By July 2024, the tide had turned. In the northern commune of Tin Zaouatine, Touareg fighters ambushed a joint Malian-Russian convoy, forcing Wagner forces to flee into territory controlled by the GSIM. The ambush resulted in heavy losses: nearly 50 Malian soldiers and over 80 mercenaries killed. “That was the moment Wagner stopped being Wagner,” says Nasr. “The label changed, but the tactics didn’t improve.”

Following the defeat, Wagner announced its withdrawal from Mali. Its successor, the Africa Corps—staffed largely by former Wagner veterans—took over operations but with reduced aggressiveness. The unit now operates primarily from fortified bases, relying on drone surveillance to guide Malian patrols rather than engaging directly on the ground.

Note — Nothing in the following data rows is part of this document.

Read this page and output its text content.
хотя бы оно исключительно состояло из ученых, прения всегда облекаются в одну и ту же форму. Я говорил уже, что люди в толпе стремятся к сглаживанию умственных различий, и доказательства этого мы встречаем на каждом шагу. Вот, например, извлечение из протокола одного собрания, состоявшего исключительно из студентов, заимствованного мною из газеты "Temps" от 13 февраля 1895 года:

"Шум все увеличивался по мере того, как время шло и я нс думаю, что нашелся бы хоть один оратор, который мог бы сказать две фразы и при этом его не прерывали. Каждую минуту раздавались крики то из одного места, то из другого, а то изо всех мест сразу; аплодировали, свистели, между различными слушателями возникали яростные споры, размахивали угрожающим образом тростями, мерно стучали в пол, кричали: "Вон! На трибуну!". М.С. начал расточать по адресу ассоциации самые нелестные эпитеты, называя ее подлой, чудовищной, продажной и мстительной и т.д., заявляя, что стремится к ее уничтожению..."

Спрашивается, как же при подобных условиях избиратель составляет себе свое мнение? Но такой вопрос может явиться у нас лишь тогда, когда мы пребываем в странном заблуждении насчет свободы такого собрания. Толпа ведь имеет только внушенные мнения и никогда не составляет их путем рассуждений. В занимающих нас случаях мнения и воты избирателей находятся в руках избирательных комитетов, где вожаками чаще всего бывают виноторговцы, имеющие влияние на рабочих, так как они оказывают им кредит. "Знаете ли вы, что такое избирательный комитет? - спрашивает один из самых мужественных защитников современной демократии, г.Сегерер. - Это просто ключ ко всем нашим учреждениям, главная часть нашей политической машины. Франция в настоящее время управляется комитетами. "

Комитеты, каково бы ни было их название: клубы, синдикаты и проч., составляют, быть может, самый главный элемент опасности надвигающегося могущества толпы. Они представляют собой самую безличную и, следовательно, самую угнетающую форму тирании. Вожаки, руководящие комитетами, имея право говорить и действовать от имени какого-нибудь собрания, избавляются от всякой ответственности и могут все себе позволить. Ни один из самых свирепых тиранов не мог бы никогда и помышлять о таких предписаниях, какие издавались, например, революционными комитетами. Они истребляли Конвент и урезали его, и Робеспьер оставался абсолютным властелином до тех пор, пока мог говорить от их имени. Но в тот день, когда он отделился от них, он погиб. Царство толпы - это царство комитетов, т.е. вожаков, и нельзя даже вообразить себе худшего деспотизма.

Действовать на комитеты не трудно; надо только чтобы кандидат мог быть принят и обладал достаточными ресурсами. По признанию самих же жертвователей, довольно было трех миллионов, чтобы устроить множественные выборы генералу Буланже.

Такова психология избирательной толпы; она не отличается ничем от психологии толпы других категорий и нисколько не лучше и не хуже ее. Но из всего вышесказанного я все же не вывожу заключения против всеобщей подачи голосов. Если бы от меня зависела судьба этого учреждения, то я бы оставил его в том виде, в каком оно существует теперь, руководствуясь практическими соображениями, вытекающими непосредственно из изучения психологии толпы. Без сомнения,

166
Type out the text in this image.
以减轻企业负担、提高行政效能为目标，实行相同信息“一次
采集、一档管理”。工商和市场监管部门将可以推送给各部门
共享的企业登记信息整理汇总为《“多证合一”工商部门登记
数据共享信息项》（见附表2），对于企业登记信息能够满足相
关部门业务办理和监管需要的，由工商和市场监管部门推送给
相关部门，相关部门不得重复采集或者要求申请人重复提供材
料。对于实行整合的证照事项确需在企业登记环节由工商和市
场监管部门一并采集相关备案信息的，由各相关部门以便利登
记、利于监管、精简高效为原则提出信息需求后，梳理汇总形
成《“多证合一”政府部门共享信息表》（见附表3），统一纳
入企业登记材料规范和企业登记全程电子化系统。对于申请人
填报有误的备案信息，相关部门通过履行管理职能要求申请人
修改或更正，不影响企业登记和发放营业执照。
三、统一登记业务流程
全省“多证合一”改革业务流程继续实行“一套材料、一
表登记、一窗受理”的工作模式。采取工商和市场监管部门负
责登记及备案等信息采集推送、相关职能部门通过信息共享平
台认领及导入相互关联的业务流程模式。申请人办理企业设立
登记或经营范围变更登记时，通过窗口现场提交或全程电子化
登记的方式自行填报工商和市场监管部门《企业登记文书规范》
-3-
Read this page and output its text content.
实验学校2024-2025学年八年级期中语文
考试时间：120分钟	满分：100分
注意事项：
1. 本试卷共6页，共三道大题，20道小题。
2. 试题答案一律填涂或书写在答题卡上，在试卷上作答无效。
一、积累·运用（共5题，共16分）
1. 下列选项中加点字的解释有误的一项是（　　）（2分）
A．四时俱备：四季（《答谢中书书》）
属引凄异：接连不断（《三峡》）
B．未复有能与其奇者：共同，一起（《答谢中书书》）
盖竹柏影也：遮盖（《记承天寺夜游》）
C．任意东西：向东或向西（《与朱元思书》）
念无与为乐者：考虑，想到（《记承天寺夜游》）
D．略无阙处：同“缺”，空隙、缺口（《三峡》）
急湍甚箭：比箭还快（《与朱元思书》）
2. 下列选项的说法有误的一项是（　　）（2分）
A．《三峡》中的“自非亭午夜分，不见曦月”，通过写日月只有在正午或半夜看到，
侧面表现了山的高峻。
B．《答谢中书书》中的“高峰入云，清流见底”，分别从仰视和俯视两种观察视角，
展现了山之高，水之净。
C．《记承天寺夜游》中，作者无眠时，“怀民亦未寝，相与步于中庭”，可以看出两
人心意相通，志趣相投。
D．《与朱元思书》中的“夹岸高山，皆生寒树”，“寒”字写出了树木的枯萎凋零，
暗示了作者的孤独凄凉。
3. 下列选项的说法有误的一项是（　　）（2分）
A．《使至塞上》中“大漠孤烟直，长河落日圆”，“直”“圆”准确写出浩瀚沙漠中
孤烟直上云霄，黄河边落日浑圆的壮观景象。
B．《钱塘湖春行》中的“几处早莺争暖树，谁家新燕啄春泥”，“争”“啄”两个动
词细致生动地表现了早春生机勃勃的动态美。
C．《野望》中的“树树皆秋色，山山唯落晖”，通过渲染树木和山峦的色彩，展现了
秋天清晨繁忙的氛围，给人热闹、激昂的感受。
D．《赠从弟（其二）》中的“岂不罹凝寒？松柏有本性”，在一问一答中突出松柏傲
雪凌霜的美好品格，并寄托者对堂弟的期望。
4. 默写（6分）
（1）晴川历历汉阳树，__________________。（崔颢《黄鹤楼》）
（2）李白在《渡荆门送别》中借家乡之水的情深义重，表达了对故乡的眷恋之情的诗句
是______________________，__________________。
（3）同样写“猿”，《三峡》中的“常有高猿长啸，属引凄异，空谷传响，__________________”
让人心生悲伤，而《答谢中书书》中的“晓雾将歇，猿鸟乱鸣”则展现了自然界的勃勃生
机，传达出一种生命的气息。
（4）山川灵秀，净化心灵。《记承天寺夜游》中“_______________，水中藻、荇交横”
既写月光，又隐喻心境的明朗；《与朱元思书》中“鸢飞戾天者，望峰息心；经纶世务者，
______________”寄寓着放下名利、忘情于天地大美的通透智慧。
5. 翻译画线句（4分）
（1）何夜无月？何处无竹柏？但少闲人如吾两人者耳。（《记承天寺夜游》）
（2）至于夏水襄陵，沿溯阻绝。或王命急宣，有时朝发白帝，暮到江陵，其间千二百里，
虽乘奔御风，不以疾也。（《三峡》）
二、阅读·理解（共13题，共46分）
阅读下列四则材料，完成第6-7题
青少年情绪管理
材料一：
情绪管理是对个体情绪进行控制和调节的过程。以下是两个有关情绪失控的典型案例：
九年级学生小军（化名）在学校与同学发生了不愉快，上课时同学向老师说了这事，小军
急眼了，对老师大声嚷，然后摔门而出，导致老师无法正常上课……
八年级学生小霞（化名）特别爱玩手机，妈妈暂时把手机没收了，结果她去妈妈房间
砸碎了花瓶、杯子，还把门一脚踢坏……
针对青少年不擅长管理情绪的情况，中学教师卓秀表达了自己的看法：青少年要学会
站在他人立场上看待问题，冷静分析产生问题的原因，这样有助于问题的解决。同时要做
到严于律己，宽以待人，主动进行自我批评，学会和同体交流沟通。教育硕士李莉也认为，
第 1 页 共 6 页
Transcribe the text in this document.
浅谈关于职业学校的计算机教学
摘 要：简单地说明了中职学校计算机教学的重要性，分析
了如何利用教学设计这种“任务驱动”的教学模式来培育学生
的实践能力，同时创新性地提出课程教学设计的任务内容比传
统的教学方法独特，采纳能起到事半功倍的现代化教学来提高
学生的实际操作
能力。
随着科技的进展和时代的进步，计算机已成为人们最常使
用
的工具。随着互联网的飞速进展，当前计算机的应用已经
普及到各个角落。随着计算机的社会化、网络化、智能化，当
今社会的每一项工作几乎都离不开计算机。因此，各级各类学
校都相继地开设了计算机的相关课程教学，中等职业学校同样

“They still move out occasionally, but their confidence has evaporated,” observes Nasr. The shift became evident in late April 2024, when the Africa Corps joined Malian troops in an attempt to repel a joint GSIM-FLA assault on Kidal. As the militants advanced, the mercenaries fled, and Kidal fell to the FLA. On the same day, a separate attack claimed the life of Mali’s Minister of Defense.

With battlefield losses mounting, the Africa Corps has recalibrated its mission—no longer focused on defeating insurgents, but on preserving the junta’s grip on power. The GSIM’s influence now stretches perilously close to Bamako, threatening key infrastructure like the international airport and critical fuel supply routes. Despite the growing peril, the junta shows no inclination toward dialogue with militants. Instead, it clings to the mercenaries as its sole lifeline. “They have no other option. They’re isolated, besieged, and terrified. They keep paying because the Africa Corps is their last insurance policy.”